Pertarungan semakin memanas. Ceun-Ceun dan Cuimey bergerak dengan kecepatan dan ketepatan luar biasa. Ceun-Ceun menghantam musuh satu demi satu dengan tangan besinya, membuat para pendekar Sekte Naga Biru terpental ke belakang, beberapa di antaranya bahkan kehilangan senjata mereka akibat pukulannya yang dahsyat. Setiap gerakan Ceun-Ceun diiringi dengan suara angin yang tajam, menandakan kekuatan luar biasa di balik serangannya.

Sementara itu, Cuimey menari dengan pedangnya di antara para lawan, setiap ayunan dan tebasan yang ia lakukan sangat tepat dan cepat. Pedangnya berkilat-kilat di bawah cahaya yang mulai meredup karena awan gelap, dan dalam waktu singkat, beberapa pendekar Naga Biru sudah terjatuh tak berdaya di tanah. Darah mereka menetes, namun Cuimey tetap tenang, wajahnya tanpa ekspresi, seolah pertarungan ini hanya rutinitas biasa.

Meski begitu, musuh-musuh mereka tidak mudah menyerah. Pemimpin Sekte Naga Biru, yang masih berdiri dengan bangga, terus memerintahkan anak buahnya untuk menyerang. "Jangan biarkan mereka lolos!" serunya, meskipun napasnya mulai terengah-engah.

Namun, Ceun-Ceun dan Cuimey tidak memberi ruang sedikit pun untuk musuh bergerak bebas. Setiap pendekar yang maju dengan senjata di tangan mereka langsung disambut oleh serangan balik yang menghancurkan.
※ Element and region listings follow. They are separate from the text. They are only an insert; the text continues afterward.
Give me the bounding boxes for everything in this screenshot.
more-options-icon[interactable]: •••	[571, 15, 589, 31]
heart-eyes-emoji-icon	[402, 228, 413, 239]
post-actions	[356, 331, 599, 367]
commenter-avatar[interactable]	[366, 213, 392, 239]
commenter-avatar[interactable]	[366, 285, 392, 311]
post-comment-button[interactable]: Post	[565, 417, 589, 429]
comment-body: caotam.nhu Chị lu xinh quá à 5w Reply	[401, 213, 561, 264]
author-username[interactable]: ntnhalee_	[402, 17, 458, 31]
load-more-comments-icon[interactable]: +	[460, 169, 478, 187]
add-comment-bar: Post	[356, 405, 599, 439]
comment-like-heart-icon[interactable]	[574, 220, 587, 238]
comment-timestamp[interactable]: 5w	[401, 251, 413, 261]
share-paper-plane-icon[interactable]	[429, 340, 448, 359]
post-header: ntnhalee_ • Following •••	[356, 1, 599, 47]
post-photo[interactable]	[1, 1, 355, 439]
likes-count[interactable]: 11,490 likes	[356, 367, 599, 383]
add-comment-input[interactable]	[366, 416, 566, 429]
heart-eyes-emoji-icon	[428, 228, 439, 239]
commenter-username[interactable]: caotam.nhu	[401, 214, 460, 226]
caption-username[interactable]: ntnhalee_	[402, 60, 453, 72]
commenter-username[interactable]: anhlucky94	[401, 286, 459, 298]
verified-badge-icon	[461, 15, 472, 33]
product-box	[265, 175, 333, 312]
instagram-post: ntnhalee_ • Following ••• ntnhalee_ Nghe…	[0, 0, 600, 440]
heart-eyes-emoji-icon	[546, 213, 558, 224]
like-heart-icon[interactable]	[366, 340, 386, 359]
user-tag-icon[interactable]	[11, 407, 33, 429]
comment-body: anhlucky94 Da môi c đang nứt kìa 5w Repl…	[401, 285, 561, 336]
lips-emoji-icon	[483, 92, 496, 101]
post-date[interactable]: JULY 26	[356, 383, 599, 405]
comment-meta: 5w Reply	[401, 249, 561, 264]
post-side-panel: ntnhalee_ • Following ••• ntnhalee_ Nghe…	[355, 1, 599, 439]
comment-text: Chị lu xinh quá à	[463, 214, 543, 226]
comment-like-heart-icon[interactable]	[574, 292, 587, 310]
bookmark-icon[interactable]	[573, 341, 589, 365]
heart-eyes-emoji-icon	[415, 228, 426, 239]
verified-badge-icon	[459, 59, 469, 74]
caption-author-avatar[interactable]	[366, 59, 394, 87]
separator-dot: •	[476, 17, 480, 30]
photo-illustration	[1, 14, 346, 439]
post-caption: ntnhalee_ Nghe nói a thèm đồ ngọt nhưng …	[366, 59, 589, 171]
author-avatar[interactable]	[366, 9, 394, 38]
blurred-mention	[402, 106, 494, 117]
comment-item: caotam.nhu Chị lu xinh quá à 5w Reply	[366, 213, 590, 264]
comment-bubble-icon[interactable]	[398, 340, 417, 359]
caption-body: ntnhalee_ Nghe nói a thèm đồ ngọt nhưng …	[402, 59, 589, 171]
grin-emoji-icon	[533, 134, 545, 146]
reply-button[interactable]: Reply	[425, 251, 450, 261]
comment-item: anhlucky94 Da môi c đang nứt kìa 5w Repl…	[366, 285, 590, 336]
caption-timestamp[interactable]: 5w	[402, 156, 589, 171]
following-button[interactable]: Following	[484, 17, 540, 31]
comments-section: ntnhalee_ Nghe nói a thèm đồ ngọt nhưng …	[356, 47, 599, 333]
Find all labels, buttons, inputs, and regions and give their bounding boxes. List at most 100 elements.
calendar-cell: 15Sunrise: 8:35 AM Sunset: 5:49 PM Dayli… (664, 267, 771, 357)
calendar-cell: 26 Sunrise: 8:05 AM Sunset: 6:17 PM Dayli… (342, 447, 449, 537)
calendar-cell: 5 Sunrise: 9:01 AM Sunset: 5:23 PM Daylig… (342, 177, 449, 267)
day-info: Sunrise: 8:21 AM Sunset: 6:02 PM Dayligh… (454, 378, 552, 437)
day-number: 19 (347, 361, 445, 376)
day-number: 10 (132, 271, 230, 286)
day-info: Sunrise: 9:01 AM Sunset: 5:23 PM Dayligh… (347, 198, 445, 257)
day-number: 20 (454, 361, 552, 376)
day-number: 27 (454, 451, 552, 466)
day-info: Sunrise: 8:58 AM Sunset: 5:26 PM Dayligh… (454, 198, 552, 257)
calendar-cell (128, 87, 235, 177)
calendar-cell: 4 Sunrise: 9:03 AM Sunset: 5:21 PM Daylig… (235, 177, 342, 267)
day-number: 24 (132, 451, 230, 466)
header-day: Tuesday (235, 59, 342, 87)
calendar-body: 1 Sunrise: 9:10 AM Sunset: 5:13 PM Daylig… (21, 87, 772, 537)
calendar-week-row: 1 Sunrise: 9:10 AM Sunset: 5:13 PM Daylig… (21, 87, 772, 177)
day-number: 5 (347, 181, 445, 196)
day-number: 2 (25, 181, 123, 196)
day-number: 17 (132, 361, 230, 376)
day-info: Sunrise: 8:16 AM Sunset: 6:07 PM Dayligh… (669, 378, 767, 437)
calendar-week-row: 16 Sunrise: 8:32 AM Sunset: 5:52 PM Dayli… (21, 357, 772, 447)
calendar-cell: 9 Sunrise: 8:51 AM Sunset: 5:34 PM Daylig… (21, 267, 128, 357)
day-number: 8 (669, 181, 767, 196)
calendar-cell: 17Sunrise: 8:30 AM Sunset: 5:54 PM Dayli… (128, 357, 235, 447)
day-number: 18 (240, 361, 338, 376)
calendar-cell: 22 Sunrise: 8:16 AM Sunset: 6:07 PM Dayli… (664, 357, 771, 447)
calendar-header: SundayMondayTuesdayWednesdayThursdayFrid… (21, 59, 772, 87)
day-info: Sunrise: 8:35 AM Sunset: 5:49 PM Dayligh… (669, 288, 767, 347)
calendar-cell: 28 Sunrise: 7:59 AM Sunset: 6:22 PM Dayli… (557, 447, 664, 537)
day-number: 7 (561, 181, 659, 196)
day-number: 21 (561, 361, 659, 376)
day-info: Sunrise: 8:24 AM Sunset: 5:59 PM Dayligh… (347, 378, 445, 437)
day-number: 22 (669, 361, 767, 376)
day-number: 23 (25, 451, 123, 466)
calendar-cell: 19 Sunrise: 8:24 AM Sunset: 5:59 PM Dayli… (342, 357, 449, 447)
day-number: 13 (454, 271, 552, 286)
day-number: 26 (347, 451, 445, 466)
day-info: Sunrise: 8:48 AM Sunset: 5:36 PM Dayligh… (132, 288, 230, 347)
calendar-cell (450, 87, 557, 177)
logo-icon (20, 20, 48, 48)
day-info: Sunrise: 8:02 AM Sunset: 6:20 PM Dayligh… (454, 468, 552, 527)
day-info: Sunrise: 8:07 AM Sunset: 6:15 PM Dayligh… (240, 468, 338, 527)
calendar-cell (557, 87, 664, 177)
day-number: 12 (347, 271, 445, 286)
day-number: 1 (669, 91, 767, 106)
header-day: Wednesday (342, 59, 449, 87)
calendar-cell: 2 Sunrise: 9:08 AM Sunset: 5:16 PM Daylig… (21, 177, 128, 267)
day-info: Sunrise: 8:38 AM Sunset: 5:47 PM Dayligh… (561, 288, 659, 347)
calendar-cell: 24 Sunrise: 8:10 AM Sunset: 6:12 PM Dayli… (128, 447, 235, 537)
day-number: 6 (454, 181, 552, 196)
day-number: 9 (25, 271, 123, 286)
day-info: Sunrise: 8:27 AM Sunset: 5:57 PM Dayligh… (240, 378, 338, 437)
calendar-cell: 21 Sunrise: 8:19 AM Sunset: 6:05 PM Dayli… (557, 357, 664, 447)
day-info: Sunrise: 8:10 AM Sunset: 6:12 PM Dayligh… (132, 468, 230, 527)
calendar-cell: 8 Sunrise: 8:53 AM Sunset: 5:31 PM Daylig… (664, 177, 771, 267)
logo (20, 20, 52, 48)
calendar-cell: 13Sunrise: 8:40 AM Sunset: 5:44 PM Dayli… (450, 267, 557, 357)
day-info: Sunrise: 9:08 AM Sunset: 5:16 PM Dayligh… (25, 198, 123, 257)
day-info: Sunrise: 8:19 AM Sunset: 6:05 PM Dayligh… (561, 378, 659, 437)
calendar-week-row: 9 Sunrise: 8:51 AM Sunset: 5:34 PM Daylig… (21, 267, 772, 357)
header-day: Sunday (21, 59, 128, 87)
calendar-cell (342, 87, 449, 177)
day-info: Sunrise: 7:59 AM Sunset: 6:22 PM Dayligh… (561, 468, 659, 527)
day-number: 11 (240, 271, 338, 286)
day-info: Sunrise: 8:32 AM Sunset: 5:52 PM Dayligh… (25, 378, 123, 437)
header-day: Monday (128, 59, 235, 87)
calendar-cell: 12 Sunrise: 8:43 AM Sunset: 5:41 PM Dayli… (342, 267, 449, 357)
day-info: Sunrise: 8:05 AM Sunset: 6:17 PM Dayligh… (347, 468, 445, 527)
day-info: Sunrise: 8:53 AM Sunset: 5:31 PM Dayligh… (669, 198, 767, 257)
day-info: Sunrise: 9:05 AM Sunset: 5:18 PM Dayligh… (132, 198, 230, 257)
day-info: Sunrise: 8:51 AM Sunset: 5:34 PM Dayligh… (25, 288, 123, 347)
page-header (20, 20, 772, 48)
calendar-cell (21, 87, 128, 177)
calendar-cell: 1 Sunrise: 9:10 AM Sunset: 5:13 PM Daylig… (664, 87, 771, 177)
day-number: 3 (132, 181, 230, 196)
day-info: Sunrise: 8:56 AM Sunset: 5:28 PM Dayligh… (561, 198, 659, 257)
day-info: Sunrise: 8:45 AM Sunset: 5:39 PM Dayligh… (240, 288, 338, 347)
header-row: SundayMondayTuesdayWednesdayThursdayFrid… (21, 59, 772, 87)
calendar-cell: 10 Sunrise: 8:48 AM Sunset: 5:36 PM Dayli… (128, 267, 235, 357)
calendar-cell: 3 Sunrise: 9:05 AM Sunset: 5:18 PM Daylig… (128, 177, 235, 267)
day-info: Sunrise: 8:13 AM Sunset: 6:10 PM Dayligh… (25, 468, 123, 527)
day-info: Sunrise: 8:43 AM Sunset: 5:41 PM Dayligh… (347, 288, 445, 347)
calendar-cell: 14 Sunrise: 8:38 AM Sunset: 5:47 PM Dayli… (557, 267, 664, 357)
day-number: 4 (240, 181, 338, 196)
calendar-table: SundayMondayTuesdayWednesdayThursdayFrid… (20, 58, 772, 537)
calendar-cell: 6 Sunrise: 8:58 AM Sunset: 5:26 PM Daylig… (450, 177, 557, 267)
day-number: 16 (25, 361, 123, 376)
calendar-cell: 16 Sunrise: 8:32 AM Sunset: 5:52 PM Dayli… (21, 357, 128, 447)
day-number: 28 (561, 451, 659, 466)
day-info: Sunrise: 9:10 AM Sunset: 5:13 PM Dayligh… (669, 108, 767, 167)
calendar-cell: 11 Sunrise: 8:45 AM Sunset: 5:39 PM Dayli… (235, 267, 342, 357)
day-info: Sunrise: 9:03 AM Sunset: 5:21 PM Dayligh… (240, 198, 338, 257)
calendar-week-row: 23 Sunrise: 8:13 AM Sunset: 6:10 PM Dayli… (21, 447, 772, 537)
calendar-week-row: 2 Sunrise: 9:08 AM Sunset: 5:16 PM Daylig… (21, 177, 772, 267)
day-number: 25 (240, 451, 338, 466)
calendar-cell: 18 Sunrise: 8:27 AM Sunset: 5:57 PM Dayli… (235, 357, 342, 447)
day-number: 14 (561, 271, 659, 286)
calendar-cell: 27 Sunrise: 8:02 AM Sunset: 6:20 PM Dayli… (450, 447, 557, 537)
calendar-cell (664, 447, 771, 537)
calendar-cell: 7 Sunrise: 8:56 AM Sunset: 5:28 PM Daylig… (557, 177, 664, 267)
Cuimey berhasil melumpuhkan dua pendekar sekaligus dengan satu gerakan pedangnya, sementara Ceun-Ceun menghancurkan tanah di bawah kakinya dengan satu pukulan keras, membuat beberapa musuh terjatuh karena kehilangan keseimbangan.

Akhirnya, pemimpin Sekte Naga Biru, yang melihat kekuatannya semakin terkikis, angkat tangan. "Cukup!" serunya, napasnya tersengal-sengal. "Kami menyerah. Jangan bunuh kami!"
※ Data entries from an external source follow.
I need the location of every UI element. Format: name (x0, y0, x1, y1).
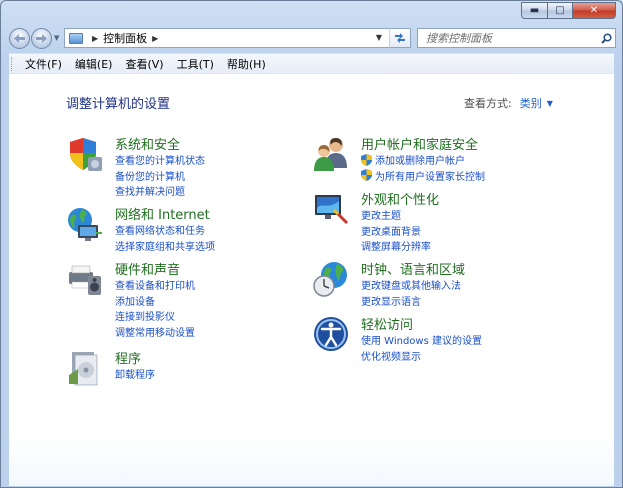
programs-icon[interactable] (66, 349, 104, 387)
close-button[interactable]: ✕ (572, 2, 616, 19)
minimize-button[interactable]: ▬ (521, 2, 547, 19)
category-title[interactable]: 网络和 Internet (115, 204, 210, 223)
link-homegroup-sharing[interactable]: 选择家庭组和共享选项 (115, 238, 215, 254)
link-view-computer-status[interactable]: 查看您的计算机状态 (115, 152, 205, 168)
category-links: 卸载程序 (115, 366, 155, 382)
back-arrow-icon (14, 34, 25, 43)
category-title[interactable]: 用户帐户和家庭安全 (361, 134, 478, 153)
category-links: 使用 Windows 建议的设置 优化视频显示 (361, 332, 482, 363)
system-security-icon[interactable] (66, 135, 104, 173)
link-change-display-language[interactable]: 更改显示语言 (361, 293, 461, 309)
link-parental-controls[interactable]: 为所有用户设置家长控制 (361, 168, 485, 184)
link-add-remove-accounts[interactable]: 添加或删除用户帐户 (361, 152, 485, 168)
appearance-icon[interactable] (312, 190, 350, 228)
link-label[interactable]: 为所有用户设置家长控制 (375, 168, 485, 183)
link-change-theme[interactable]: 更改主题 (361, 207, 431, 223)
uac-shield-icon (361, 153, 372, 166)
search-icon[interactable] (597, 32, 615, 44)
category-links: 更改键盘或其他输入法 更改显示语言 (361, 277, 461, 308)
menu-file[interactable]: 文件(F) (19, 56, 69, 72)
menu-grip (11, 57, 14, 71)
category-links: 更改主题 更改桌面背景 调整屏幕分辨率 (361, 207, 431, 254)
refresh-icon (395, 33, 405, 43)
menu-edit[interactable]: 编辑(E) (69, 56, 120, 72)
menu-bar: 文件(F) 编辑(E) 查看(V) 工具(T) 帮助(H) (9, 53, 614, 74)
category-title[interactable]: 轻松访问 (361, 314, 413, 333)
link-backup-computer[interactable]: 备份您的计算机 (115, 168, 205, 184)
menu-view[interactable]: 查看(V) (119, 56, 170, 72)
link-mobility-settings[interactable]: 调整常用移动设置 (115, 324, 195, 340)
forward-button[interactable] (31, 28, 52, 49)
link-troubleshoot[interactable]: 查找并解决问题 (115, 183, 205, 199)
category-title[interactable]: 外观和个性化 (361, 189, 439, 208)
recent-pages-dropdown[interactable]: ▼ (54, 34, 59, 42)
link-label[interactable]: 添加或删除用户帐户 (375, 152, 465, 167)
chevron-down-icon[interactable]: ▼ (547, 99, 553, 108)
breadcrumb-arrow-icon[interactable]: ▶ (92, 34, 98, 43)
page-title: 调整计算机的设置 (66, 97, 171, 112)
breadcrumb-trail-arrow-icon[interactable]: ▶ (152, 34, 158, 43)
link-uninstall-program[interactable]: 卸载程序 (115, 366, 155, 382)
link-change-keyboard-input[interactable]: 更改键盘或其他输入法 (361, 277, 461, 293)
category-links: 添加或删除用户帐户 为所有用户设置家长控制 (361, 152, 485, 183)
link-devices-printers[interactable]: 查看设备和打印机 (115, 277, 195, 293)
uac-shield-icon (361, 169, 372, 182)
link-add-device[interactable]: 添加设备 (115, 293, 195, 309)
menu-tools[interactable]: 工具(T) (171, 56, 221, 72)
category-title[interactable]: 程序 (115, 348, 141, 367)
ease-of-access-icon[interactable] (312, 315, 350, 353)
address-bar[interactable]: ▶ 控制面板 ▶ ▼ (64, 28, 411, 48)
control-panel-window: ▬ □ ✕ ▼ ▶ 控制面板 ▶ ▼ 搜索控制面板 文件(F) 编辑(E) 查看… (0, 0, 623, 488)
clock-language-icon[interactable] (312, 260, 350, 298)
search-input[interactable] (426, 31, 597, 45)
back-button[interactable] (9, 28, 30, 49)
caption-buttons: ▬ □ ✕ (521, 2, 616, 19)
refresh-button[interactable] (389, 28, 411, 48)
network-internet-icon[interactable] (66, 205, 104, 243)
link-recommended-settings[interactable]: 使用 Windows 建议的设置 (361, 332, 482, 348)
view-by-dropdown[interactable]: 类别 (520, 95, 542, 111)
link-view-network-status[interactable]: 查看网络状态和任务 (115, 222, 215, 238)
forward-arrow-icon (36, 34, 47, 43)
link-change-desktop-background[interactable]: 更改桌面背景 (361, 223, 431, 239)
category-links: 查看网络状态和任务 选择家庭组和共享选项 (115, 222, 215, 253)
address-dropdown-icon[interactable]: ▼ (376, 33, 382, 42)
user-accounts-icon[interactable] (312, 135, 350, 173)
main-content: 调整计算机的设置 查看方式: 类别 ▼ 系统和安全 查看您的计算机状态 备份您的… (9, 73, 614, 486)
search-box (417, 28, 616, 48)
category-title[interactable]: 硬件和声音 (115, 259, 180, 278)
category-title[interactable]: 系统和安全 (115, 134, 180, 153)
view-by-label: 查看方式: (464, 97, 512, 110)
hardware-sound-icon[interactable] (66, 260, 104, 298)
view-by: 查看方式: 类别 ▼ (464, 95, 553, 111)
category-title[interactable]: 时钟、语言和区域 (361, 259, 465, 278)
breadcrumb-control-panel[interactable]: 控制面板 (103, 30, 147, 46)
link-adjust-resolution[interactable]: 调整屏幕分辨率 (361, 238, 431, 254)
link-optimize-display[interactable]: 优化视频显示 (361, 348, 482, 364)
maximize-button[interactable]: □ (547, 2, 572, 19)
category-links: 查看您的计算机状态 备份您的计算机 查找并解决问题 (115, 152, 205, 199)
navigation-bar: ▼ ▶ 控制面板 ▶ ▼ (1, 25, 622, 51)
category-links: 查看设备和打印机 添加设备 连接到投影仪 调整常用移动设置 (115, 277, 195, 339)
menu-help[interactable]: 帮助(H) (221, 56, 273, 72)
link-connect-projector[interactable]: 连接到投影仪 (115, 308, 195, 324)
control-panel-icon (69, 32, 83, 44)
Ceun-Ceun menurunkan tangannya, sementara Cuimey menyarungkan pedangnya kembali. Keduanya tetap waspada, namun mereka tahu bahwa kemenangan telah ada di tangan mereka.

"Pergi dari sini, dan jangan pernah ganggu perjalanan kami lagi," ucap Ceun-Ceun dengan dingin.

Pemimpin Sekte Naga Biru mengangguk, wajahnya pucat. "Kami akan pergi. Kalian menang kali ini." Dengan perintah singkatnya, anggota sektenya yang tersisa mulai mundur, meninggalkan Ceun-Ceun dan Cuimey di tengah hutan yang kini sunyi.

Mereka berdua saling pandang, menghela napas lega setelah pertarungan yang begitu sengit.